Radiculopathy and radicular pain
Irritation of the sensory root or sensory components of a spinal or peripheral nerve causes radicular pain. The irritation causes ectopic nerve impulses that are perceived as pain in the distribution of the dendrites of the nerves (dermatome). The pathophysiology is more than just a pressure effect; it is a combination of compression sensitizing the fibers to mechanical stimulation, stretching, and a chemically mediated inflammatory reaction. As in the case presented here, lumbar radicular pain is sharp, shooting or lancinating, and is typically felt as a narrow band of pain down the length of the lower limb, both superficially and deep. It may be associated with radiculopathy (objective sensory and/or motor dysfunction as a result of interference with nerve conduction) and may coexist with spinal or somatic referred pain. Significant and lasting pain relief can often be achieved with epidural steroid injection. However, as for the patient in this case, surgery is indicated for those patients with progressive neurological deficits, or when pain is refractory to conservative measures. Sciatica is a particular form of lower limb radicular pain that is associated with the dermatomes of the spinal nerves within the sciatic nerve (L4-S3).
Claudication
Claudication is lower limb pain typically caused by insufficient blood flow, usually during exercise. It is typically associated with arterial disease. Neurological and neurogenic claudication is usually caused by spinal stenosis (narrowing of the spinal canal) in the lumbar spine. The narrowing of the spinal canal is generally caused by spondylotic changes such as bulging discs, thickening of ligaments, and development of osteophytes, especially near spinal facet joints. The stenosis compresses the spinal nerves that control sensation and movement in the lower body. This compression causes the pain, tingling, or cramping, which is usually worse when standing or walking.

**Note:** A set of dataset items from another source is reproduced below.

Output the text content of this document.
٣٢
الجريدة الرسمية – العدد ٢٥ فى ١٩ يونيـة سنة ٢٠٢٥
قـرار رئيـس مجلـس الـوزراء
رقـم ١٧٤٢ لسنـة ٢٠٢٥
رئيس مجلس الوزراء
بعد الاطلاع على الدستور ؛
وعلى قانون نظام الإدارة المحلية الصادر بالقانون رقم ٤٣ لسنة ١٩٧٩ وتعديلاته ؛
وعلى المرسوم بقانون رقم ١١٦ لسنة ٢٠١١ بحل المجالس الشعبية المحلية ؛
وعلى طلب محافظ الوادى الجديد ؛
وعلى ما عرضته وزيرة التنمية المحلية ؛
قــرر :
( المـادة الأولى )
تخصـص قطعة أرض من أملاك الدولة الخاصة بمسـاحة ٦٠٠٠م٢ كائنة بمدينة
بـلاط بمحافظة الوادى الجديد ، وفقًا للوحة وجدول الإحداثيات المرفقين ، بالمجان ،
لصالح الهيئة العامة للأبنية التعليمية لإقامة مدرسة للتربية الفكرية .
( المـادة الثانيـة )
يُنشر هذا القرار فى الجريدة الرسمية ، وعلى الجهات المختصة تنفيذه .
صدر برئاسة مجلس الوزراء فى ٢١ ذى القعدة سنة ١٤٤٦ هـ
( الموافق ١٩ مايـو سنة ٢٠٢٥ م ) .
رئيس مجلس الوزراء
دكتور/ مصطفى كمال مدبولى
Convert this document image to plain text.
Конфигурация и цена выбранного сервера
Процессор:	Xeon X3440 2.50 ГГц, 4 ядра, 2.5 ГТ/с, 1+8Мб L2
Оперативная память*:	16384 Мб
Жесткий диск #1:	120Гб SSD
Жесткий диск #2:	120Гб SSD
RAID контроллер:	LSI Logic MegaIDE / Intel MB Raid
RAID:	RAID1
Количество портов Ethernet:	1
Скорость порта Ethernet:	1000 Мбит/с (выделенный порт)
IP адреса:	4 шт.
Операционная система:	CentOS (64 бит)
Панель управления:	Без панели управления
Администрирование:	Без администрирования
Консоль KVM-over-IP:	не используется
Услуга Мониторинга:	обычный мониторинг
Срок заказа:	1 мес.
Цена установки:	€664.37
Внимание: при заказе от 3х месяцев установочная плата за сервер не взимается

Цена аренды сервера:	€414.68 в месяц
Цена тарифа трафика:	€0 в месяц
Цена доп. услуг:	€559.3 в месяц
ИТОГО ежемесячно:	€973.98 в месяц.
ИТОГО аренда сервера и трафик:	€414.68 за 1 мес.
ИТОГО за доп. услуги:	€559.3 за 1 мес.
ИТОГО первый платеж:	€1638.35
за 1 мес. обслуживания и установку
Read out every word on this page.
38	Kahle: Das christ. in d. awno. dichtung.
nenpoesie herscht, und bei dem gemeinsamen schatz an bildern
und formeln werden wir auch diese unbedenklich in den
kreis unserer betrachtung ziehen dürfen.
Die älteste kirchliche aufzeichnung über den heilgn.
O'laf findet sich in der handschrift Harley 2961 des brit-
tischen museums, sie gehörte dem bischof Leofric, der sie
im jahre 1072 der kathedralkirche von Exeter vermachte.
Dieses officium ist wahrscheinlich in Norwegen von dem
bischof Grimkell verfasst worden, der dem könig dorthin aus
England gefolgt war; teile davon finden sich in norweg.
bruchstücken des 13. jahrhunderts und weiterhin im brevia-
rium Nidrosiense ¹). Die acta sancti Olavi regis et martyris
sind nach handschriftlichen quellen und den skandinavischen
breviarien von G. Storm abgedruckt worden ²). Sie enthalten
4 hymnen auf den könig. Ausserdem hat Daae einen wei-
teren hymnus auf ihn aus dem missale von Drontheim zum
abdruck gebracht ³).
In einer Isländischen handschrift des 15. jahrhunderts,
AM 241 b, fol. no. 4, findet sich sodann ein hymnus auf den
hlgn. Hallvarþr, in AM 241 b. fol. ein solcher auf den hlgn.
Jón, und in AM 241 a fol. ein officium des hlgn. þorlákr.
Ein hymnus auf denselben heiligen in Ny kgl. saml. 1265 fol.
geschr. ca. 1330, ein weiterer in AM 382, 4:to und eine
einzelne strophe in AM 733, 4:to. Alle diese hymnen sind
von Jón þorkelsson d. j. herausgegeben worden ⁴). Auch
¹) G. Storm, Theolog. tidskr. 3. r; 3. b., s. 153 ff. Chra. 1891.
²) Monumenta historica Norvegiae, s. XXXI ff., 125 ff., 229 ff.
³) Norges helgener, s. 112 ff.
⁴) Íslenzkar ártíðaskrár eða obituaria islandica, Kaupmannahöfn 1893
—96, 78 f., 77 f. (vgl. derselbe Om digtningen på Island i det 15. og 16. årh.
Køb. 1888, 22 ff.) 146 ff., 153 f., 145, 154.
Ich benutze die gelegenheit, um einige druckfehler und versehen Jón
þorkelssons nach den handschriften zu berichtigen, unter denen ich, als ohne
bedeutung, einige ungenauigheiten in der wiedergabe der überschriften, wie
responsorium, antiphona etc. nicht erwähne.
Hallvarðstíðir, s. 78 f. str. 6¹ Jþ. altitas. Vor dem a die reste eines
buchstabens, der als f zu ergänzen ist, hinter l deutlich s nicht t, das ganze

The Straight Leg Raise (SLR) Test
The Straight Leg Raise (SLR) test is a neurodynamic test (Figure 3). Neurodynamic tests evaluate the response of neurological tissues to mechanical stress or compression. These tests, along with relevant history and decreased range of motion, are considered by some to be the most important physical signs of disc herniation, regardless of the degree of disc injury. In the SLR test each lower limb is tested individually with the normal limb tested first. The patient is positioned supine without a pillow under his/her head, the hip medially rotated and adducted, and the knee extended. The clinician raises the patient's limb by the posterior ankle while maintaining full knee extension. The clinician continues to raise the patient's limb until the patient complains of pain or tightness in the back or posterior tightness. The angle of the limb at this point and the nature of the patient’s pain are used to evaluate the likelihood and location of lumbar disk herniation.